Super-resolution re-scan second harmonic generation microscopy

Abstract

Second harmonic generation microscopy (SHG) is generally acknowledged as a powerful tool for the label-free three-dimensional visualization of tissues and advanced materials, with one of its most popular applications being collagen imaging. Despite the great need, progress in super-resolved SHG imaging lags behind the developments reported over the past years in fluorescence-based optical nanoscopy. In this work, we demonstrate super-resolved re-scan SHG, qualitatively and quantitatively showing on collagenous tissues the available resolution advantage over the diffraction limit. We introduce as well super-resolved re-scan two-photon excited fluorescence microscopy, an imaging modality not explored to date.

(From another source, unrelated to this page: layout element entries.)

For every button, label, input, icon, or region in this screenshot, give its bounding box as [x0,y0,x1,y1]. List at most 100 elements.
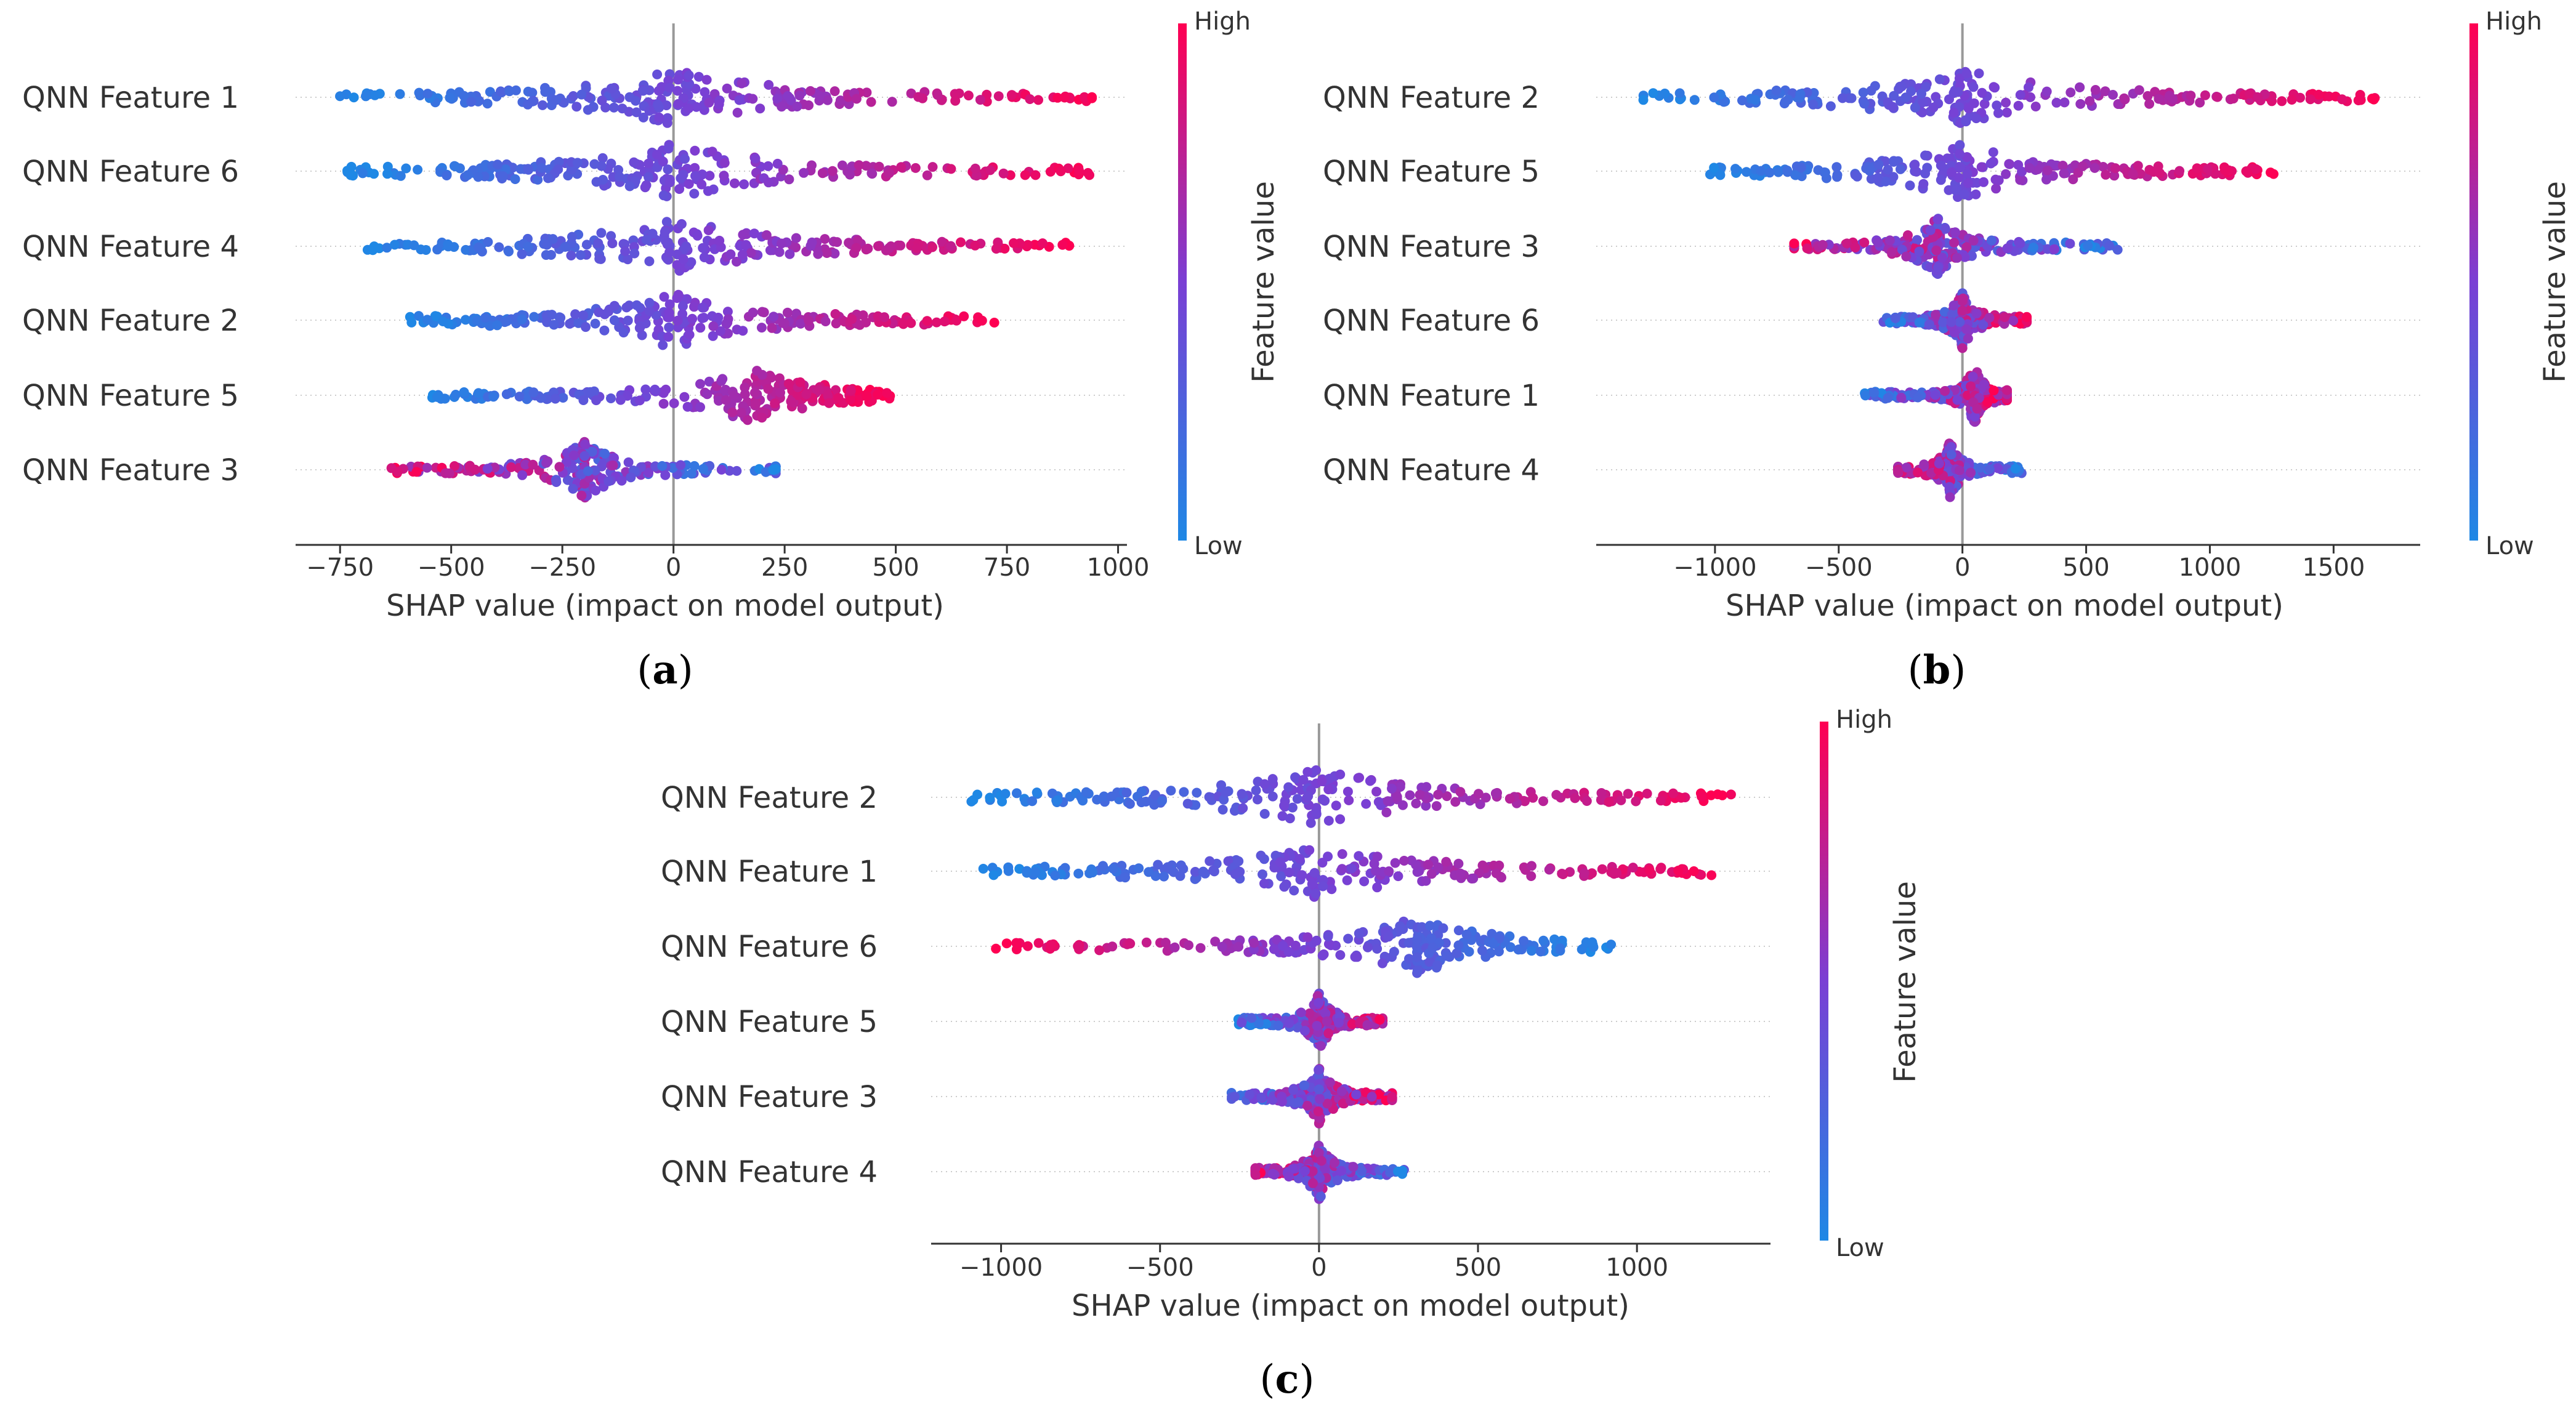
data-point [746,248,756,258]
data-point [579,439,590,449]
data-point [2024,82,2033,92]
data-point [2337,94,2348,105]
data-point [1884,235,1895,246]
data-point [2083,240,2093,251]
data-point [770,464,781,474]
data-point [1860,390,1871,401]
data-point [1604,797,1614,807]
data-point [1789,238,1799,249]
colorbar-title: Feature value [1246,181,1281,383]
data-point [1831,162,1842,172]
data-point [777,238,786,249]
data-point [1893,465,1904,476]
data-point [695,323,706,333]
data-point [2154,94,2164,104]
panel-a: QNN Feature 1 QNN Feature 6 QNN Feature 4 Q… [22,7,1281,623]
data-point [1237,789,1247,799]
data-point [765,371,775,381]
data-point [752,366,762,376]
data-point [415,91,426,100]
data-point [1528,792,1538,803]
data-point [1913,467,1923,478]
data-point [1030,240,1040,250]
data-point [459,91,469,101]
data-point [369,169,379,179]
data-point [1079,92,1089,102]
data-point [1003,862,1014,872]
data-point [1001,938,1012,949]
data-point [1038,238,1048,249]
data-point [2192,163,2202,174]
data-point [2015,175,2025,185]
data-point [1993,175,2004,185]
data-point [2195,97,2205,108]
data-point [845,394,855,405]
data-point [618,328,629,338]
data-point [2104,241,2115,251]
data-point [1494,946,1504,957]
data-point [1403,938,1414,948]
data-point [369,241,379,252]
data-point [1782,165,1793,175]
data-point [1673,866,1684,876]
data-point [473,172,483,182]
data-point [1910,102,1920,113]
data-point [661,384,671,395]
data-point [1947,309,1957,320]
data-point [604,476,614,486]
data-point [833,393,844,403]
data-point [1377,958,1387,968]
data-point [1184,940,1193,951]
data-point [1427,943,1438,953]
data-point [1961,324,1971,334]
data-point [540,87,551,97]
data-point [755,103,765,114]
data-point [703,225,714,235]
data-point [1249,938,1259,948]
data-point [1948,300,1959,311]
data-point [1938,317,1948,328]
data-point [874,161,884,172]
data-point [2142,91,2153,101]
data-point [1221,787,1231,797]
data-point [482,99,493,109]
x-axis-label: SHAP value (impact on model output) [386,589,944,623]
data-point [1480,792,1491,803]
data-point [681,241,692,252]
data-point [449,161,459,171]
data-point [547,310,557,320]
data-point [664,83,675,93]
data-point [1423,859,1434,870]
data-point [1944,185,1954,195]
data-point [406,317,417,328]
data-point [1945,492,1955,502]
data-point [676,219,687,229]
data-point [1991,183,2001,194]
data-point [707,147,717,157]
data-point [2135,169,2146,179]
data-point [1320,795,1330,806]
data-point [663,237,673,248]
data-point [1050,871,1060,880]
data-point [1628,863,1638,873]
data-point [732,465,742,476]
data-point [1331,800,1341,811]
data-point [1719,97,1729,107]
data-point [1896,164,1905,174]
data-point [684,70,694,81]
data-point [2049,244,2059,254]
data-point [594,254,605,264]
data-point [615,395,626,405]
data-point [757,413,767,423]
data-point [1689,95,1700,105]
data-point [1954,465,1964,476]
data-point [1030,867,1041,877]
data-point [644,158,653,169]
data-point [1656,863,1666,873]
data-point [1977,87,1987,98]
data-point [578,310,588,321]
series-points [1226,1064,1397,1129]
data-point [620,246,631,256]
data-point [1535,946,1546,957]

Keywords: second harmonic generation; super-resolved optical imaging; two-photon excited fluorescence.

Fig. 1.

Resolution advantage of rSHG vs. SHG on rat tail collagenous tissues (formalin-fixed, unstained) at different levels of detail. Colored masks indicate sample areas where rSHG’s resolving power is well visible. Images collected with a scientific grade Hamamatsu ORCA-Flash 4.0 v3 s-CMOS camera. (Scale bars: 3 µm.)

Fig. 2.

SHG and rSHG images of a tissue fragment (formalin-fixed, H&E-stained) from a negative resection margin adjacent to a breast carcinoma acquired with (A) a Hamamatsu ORCA-Flash 4.0 v3 scientific-grade sCMOS camera and (B) a FLIR Chameleon3 conventional CMOS camera. (Scale bars: 5 μm.)

Fig. 3.

Resolution improvement in rSHG and rTPEF. (A) rSHG and SHG images collected on rat tail tendon collagen fibrils. (B) Examples of profile line pairs transversally drawn across the collagen fibril in the highlighted area. (C) rTPEF and TPEF images collected on an Argo-SIM calibration sample. (D) Examples of profile line pairs transversally drawn across the visible structures. Profile lines: green: rSHG/rTPEF, blue: SHG/TPEF.